這回輪到蘇倩蕓詫異了,之前薛家就派人來問過財物的事,當時她言辭拒絕,薛家就沒再來,她還以為薛家已經知道了劉家的動作,原來竟是不知道的?
她玩味笑道:“真有意思,看來你的兄嫂娘親也沒你想的那么疼你嘛,得了大筆財物竟連半個銀角子都沒分給你?那你就更沒資格動我了,我從頭到尾都是劉家人,我的財物給了劉家,劉家保我后半輩子無憂,公平得很,沒你什么事,少到我跟前裝相,你們薛家如今不也落魄了嗎?怕是日后還沒劉家富貴呢。”

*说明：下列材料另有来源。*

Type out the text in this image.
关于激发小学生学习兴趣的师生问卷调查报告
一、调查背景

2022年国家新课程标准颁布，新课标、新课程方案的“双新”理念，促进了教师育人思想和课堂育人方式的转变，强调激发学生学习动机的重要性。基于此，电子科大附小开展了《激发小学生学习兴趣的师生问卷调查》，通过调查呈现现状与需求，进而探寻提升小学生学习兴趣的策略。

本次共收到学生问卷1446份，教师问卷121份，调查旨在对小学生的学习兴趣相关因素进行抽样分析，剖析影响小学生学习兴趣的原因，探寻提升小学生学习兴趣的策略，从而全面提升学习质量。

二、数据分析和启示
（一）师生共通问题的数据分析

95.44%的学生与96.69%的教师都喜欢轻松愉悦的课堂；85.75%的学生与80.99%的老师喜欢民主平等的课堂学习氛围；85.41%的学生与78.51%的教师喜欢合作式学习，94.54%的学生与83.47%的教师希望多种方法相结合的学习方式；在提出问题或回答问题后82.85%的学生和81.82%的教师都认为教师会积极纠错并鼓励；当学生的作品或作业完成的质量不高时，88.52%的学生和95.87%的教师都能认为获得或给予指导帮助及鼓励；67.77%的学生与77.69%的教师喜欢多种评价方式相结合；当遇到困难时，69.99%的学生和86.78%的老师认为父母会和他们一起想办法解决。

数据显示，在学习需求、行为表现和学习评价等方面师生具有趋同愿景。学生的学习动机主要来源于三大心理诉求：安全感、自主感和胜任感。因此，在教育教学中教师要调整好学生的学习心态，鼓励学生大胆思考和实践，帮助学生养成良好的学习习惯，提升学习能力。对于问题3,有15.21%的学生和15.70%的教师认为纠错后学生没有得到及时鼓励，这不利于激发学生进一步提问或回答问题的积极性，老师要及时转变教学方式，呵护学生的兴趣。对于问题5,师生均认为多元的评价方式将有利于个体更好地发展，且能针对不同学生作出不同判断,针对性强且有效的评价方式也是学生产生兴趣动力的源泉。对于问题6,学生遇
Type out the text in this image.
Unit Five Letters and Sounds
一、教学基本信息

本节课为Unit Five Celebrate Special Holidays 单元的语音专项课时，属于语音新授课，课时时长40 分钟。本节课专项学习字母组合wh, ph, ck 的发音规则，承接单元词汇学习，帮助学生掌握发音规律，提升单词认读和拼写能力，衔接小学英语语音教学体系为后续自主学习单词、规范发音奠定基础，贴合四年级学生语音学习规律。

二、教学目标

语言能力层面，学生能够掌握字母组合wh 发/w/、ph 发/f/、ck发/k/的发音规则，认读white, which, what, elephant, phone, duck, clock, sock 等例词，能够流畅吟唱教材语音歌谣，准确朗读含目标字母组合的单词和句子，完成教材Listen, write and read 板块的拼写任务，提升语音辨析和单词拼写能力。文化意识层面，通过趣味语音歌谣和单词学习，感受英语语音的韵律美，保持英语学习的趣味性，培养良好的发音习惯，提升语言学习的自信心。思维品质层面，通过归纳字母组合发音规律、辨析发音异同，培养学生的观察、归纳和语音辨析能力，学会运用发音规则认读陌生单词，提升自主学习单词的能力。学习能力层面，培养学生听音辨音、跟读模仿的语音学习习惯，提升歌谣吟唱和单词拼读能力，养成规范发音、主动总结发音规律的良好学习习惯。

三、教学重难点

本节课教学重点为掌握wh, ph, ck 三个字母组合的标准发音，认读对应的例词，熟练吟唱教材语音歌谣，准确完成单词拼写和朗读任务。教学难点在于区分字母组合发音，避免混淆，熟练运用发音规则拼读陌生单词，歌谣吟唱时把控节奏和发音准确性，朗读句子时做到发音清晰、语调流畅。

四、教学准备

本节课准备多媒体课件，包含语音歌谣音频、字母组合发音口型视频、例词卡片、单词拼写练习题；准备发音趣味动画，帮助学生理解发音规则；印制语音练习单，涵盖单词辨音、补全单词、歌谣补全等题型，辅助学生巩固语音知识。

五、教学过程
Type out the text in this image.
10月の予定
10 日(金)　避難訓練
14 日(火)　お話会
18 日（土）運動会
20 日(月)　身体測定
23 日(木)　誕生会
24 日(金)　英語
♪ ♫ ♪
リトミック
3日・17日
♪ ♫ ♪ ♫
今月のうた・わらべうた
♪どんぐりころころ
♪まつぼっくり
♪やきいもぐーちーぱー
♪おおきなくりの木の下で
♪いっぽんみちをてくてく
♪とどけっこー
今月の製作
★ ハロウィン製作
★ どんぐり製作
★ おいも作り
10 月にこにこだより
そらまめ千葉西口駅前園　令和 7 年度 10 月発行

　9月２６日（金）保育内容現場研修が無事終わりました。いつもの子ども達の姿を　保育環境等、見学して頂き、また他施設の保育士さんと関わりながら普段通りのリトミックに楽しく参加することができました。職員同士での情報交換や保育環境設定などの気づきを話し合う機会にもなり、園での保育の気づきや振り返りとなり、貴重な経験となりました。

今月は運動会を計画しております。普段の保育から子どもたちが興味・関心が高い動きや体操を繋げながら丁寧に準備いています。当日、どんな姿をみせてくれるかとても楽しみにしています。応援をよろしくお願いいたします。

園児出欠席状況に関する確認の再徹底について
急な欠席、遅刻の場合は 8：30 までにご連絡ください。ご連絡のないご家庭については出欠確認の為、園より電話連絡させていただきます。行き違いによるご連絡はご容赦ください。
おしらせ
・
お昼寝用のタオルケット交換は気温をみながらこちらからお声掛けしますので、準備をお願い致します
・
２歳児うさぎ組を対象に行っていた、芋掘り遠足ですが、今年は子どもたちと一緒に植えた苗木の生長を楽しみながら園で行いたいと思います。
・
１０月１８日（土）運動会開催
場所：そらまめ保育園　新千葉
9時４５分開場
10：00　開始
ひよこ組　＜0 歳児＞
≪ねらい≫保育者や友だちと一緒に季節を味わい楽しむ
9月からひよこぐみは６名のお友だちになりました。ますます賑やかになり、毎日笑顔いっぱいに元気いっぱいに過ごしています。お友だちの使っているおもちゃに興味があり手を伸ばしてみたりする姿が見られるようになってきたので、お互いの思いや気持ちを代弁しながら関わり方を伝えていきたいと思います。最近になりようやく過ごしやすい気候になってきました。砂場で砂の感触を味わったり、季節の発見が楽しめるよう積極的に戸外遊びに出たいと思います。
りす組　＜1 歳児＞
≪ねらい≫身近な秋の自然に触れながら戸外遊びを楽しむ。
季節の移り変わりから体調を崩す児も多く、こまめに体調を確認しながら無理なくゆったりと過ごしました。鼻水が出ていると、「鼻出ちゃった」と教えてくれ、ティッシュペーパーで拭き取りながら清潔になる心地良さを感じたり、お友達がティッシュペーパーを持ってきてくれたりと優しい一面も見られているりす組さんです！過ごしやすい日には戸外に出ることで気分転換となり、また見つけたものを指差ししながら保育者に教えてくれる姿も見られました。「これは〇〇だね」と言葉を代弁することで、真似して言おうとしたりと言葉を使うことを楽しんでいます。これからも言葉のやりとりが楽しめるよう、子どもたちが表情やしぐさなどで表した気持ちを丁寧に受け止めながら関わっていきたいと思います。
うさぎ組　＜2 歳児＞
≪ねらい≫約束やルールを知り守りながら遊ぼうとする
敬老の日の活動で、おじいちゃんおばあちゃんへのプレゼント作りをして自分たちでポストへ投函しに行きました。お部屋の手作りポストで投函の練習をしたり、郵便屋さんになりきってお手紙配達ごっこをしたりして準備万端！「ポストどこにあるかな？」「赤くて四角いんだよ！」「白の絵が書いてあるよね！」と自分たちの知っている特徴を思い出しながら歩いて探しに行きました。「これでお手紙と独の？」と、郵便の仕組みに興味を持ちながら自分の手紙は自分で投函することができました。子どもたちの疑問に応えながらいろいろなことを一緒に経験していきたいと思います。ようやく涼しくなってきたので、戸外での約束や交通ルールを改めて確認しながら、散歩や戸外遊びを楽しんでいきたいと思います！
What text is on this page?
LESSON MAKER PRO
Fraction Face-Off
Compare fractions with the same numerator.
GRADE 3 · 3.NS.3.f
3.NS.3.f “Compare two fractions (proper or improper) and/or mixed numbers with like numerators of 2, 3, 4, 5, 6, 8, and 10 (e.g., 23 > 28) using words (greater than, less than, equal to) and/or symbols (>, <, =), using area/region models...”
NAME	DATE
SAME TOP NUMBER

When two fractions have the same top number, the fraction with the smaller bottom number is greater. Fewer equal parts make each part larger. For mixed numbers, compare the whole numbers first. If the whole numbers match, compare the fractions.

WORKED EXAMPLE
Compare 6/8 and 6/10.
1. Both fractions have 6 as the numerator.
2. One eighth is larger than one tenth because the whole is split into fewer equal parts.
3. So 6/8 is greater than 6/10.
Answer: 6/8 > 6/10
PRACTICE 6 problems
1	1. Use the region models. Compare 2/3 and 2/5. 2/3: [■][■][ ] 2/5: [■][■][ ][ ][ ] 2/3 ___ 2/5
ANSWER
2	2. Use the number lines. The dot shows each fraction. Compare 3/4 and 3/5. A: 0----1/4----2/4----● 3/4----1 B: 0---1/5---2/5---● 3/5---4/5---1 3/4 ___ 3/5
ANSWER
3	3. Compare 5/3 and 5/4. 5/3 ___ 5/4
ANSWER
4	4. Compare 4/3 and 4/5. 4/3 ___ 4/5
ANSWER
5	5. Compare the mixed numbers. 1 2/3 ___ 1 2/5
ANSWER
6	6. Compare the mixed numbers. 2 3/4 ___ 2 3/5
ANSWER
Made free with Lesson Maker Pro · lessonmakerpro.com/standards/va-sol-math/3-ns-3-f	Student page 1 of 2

官是官,銀子是銀子,薛馳這種不受待見空有將軍名頭的官,根本沒有銀錢來源,日子會越來越清苦。薛母一下子什么都想明白了,為什么蘇倩蕓上次就那么硬氣,為什么老太太不再偏心她,為什么兄嫂開始不把她當回事,原來都是因為這個,她薛家倒了,而劉家富了。
她簡直氣暈了頭,硬擠過兩個媽媽狠狠扇了蘇倩蕓一耳光,再要動手就碰不到了。她干脆去劉府找他們對峙。她這么多年照顧娘家、提攜兄嫂、給外甥找老師相親事,最后他們就是這么對她的?他們還有沒有良心?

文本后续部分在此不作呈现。